#13264 closed enhancement (wontfix)
Allow single argument passed to DbContextManager.execute
| Reported by: | Ryan J Ollos | Owned by: | Ryan J Ollos |
|---|---|---|---|
| Priority: | normal | Milestone: | |
| Component: | database backend | Version: | |
| Severity: | normal | Keywords: | |
| Cc: | Branch: | ||
| Release Notes: | |||
| API Changes: | |||
| Internal Changes: | |||
Description (last modified by )
A common programming error with the Trac API is to pass a single argument without wrapping it in a tuple or list:
self.env.db_query("SELECT * FROM ticket WHERE id=%s", id)
rather than:
self.env.db_query("SELECT * FROM ticket WHERE id=%s", (id,))
Could we allow non-tuple/list arguments and have DbContextManager.execute wrap the argument in a tuple?
Attachments (0)
Change History (10)
comment:1 by , 4 years ago
| Milestone: | next-dev-1.5.x → 1.5.3 |
|---|
comment:2 by , 4 years ago
| Milestone: | 1.5.3 → 1.5.4 |
|---|
comment:3 by , 3 years ago
| Description: | modified (diff) |
|---|
comment:4 by , 3 years ago
| Owner: | set to |
|---|---|
| Status: | new → assigned |
comment:6 by , 3 years ago
I think _to_list() could be simplified like this:
def _to_list(self, params): - if not isinstance(params, (list, tuple)): - return [params] if params is not None else [] - return params + if params is None: + return [] + if isinstance(params, (list, tuple)): + return params + return [params]
Minor thing, psycopg2 and mysqldb library accept %(name)s-style markers with a dict parameter. The changes of API would break the behaviors.
psycopg2
>>> env = Environment('/home/jun66j5/var/trac/1.0-postgres')

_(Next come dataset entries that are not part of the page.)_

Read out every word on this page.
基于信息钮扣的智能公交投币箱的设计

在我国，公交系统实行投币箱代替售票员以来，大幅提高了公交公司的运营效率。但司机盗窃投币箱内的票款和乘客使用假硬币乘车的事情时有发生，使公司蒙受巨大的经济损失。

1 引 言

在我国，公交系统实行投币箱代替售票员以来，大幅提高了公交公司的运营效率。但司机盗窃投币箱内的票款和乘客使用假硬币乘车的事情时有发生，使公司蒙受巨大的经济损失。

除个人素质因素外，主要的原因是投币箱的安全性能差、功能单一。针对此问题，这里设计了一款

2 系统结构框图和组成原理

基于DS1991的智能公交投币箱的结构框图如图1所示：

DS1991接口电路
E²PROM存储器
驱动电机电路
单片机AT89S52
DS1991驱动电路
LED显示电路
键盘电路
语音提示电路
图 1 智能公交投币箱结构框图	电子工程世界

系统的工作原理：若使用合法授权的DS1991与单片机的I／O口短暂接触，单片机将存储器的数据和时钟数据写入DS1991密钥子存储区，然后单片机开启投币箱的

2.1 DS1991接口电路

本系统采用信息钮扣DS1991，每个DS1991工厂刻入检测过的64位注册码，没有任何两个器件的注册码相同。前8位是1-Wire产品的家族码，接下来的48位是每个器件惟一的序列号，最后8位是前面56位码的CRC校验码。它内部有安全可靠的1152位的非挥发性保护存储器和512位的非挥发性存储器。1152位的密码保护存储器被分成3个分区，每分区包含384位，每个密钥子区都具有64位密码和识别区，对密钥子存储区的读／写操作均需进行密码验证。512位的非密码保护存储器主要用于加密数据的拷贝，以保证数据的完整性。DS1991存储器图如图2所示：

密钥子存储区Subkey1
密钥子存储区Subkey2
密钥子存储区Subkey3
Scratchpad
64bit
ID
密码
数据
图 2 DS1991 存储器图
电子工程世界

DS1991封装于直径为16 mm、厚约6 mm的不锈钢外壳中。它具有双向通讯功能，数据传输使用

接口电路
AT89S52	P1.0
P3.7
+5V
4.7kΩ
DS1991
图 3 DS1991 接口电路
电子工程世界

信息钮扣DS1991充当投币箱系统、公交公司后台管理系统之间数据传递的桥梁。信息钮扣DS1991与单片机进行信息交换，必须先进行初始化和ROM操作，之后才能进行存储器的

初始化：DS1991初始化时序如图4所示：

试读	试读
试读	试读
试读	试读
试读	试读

>>> env.db_query('SELECT %(name)s', {'name': 42})
[(42,)]
>>> env.db_query('SELECT %(name)s', {'name': "aa'bb"})
[("aa'bb",)]
>>> env.db_query('SELECT %(name)s', {'name': 'aa"bb'})
[('aa"bb',)]
MySQLdb
>>> env = Environment('/home/jun66j5/var/trac/1.0-mysql')
>>> env.db_query('SELECT %(name)s', {'name': 42})
[(42L,)]
>>> env.db_query('SELECT %(name)s', {'name': "aa'bb"})
[(u"aa'bb",)]
>>> env.db_query('SELECT %(name)s', {'name': 'aa"bb'})
[(u'aa"bb',)]
comment:7 by , 3 years ago
I suppose we could pass through dicts as well:
if isinstance(params, (list, tuple, dict)):
return params
follow-up: 10 comment:8 by , 3 years ago
Further thought, another way this could be misinterpreted is the developer expecting to be able to pass multiple arguments like:
env.db_query(query, arg1, arg2, ...)
If we were implementing the API now, it might make more sense to have the function signature:
def execute(self, query, *params):
I'm considering it might be better to just leave the behavior as it is.
Anyway, my test case is not very good and fails on MySQL because system is a reserved word (#13128).
comment:9 by , 3 years ago
| Milestone: | 1.5.4 |
|---|---|
| Resolution: | → wontfix |
| Status: | assigned → closed |
comment:10 by , 3 years ago
Replying to Ryan J Ollos:
If we were implementing the API now, it might make more sense to have the function signature:
def execute(self, query, *params):
For example, the former seems more readable and less error prone:
db(""" UPDATE wiki SET text=%s WHERE name=%s AND version=%s """, self.text, self.name, self.version) db(""" UPDATE wiki SET text=%s WHERE name=%s AND version=%s """, (self.text, self.name, self.version))
But it would likely be a bad idea to differ from the Python sqlite API, which requires that parameters be a sequence or dict.
I'd like to address the programming error described in SO:53904305/121694.